Wednesday, July 17, 2013

[Advanced] Movies Taking Their Sweet Time (2)

6:45
Ted Mundorff, chief executive of the 229-screen Landmark Theatres, said that when movies exceed a little more than two hours, exhibitors lose a showtime a day — at a cost of about $3,600 per theater per night. With an average-length movie, Mundorff can book about five showings a day, with two in the sweet spot between 7 and 9:30 p.m., when theaters generate about 80% of their business. But movies like "The Hobbit" can be shown only four times a day, with one prime-time screening.

14:00 Going digital 
Traditionally Hollywood's longest movies were historical epics such as "Gone With the Wind" and "Lawrence of Arabia," and running time was synonymous with prestige. But now even genre films have grown longer, according to Jan-Christopher Horak, director of UCLA's Film & Television Archive.

When filmmakers used real film, directors shot roughly 40 minutes of footage for one minute of screen time, Horak said. Now shooting ratios are closer to 200 to 400 minutes shot for every one minute on screen, because crews are no longer concerned about wasting costly film stock.

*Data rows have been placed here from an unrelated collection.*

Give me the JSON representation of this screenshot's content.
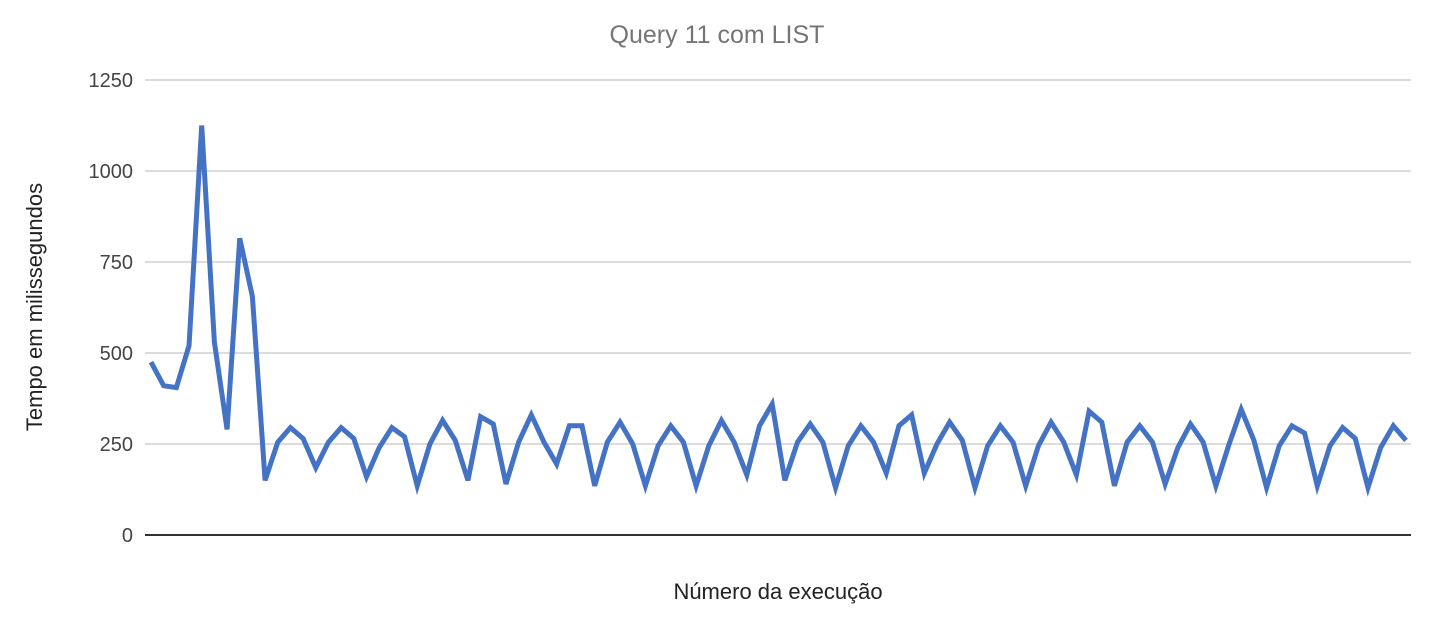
{
  "chart_data": {
    "type": "line",
    "title": "Query 11 com LIST",
    "xlabel": "Número da execução",
    "ylabel": "Tempo em milissegundos",
    "ylim": [
      0,
      1250
    ],
    "yticks": [
      "0",
      "250",
      "500",
      "750",
      "1000",
      "1250"
    ],
    "grid": true,
    "legend": "none",
    "series": [
      {
        "color": "#4472C4",
        "values": [
          475,
          410,
          405,
          520,
          1125,
          530,
          290,
          815,
          655,
          150,
          255,
          295,
          265,
          185,
          255,
          295,
          265,
          160,
          240,
          295,
          270,
          135,
          250,
          315,
          260,
          150,
          325,
          305,
          140,
          255,
          330,
          255,
          195,
          300,
          300,
          135,
          255,
          310,
          250,
          135,
          245,
          300,
          255,
          135,
          245,
          315,
          255,
          165,
          300,
          360,
          150,
          255,
          305,
          255,
          130,
          245,
          300,
          255,
          170,
          300,
          330,
          170,
          250,
          310,
          260,
          130,
          245,
          300,
          255,
          135,
          245,
          310,
          255,
          165,
          340,
          310,
          135,
          255,
          300,
          255,
          140,
          240,
          305,
          255,
          135,
          245,
          345,
          260,
          130,
          245,
          300,
          280,
          135,
          245,
          295,
          265,
          130,
          240,
          300,
          260
        ]
      }
    ]
  }
}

"There's a kind of overkill at work here," Horak said. "Film directors have this mistaken notion that digital is free, so they shoot a lot more footage. And they're in love with what they shoot."

Many of this year's longer movies come from filmmakers who have racked up enough clout with their studios to win the running-time fight, like "This Is 40" director-producer Judd Apatow, whose comedies "Bridesmaids," "Knocked Up" and "The 40-Year-Old Virgin" were box-office hits for Universal Pictures.But, at almost an hour longer than most comedies, "This Is 40" has inspired some in Hollywood to refer to the movie as "This Is 40 Minutes Too Long."

"It's hard to get out of the house to go the movies," Apatow said of his movie's long running time. "Movies are expensive, parking is expensive — why is everyone in a rush to go home? An extra 15 minutes won't kill you. Everyone thinks everything is like a two-minute YouTube video. And I refuse to adjust for them."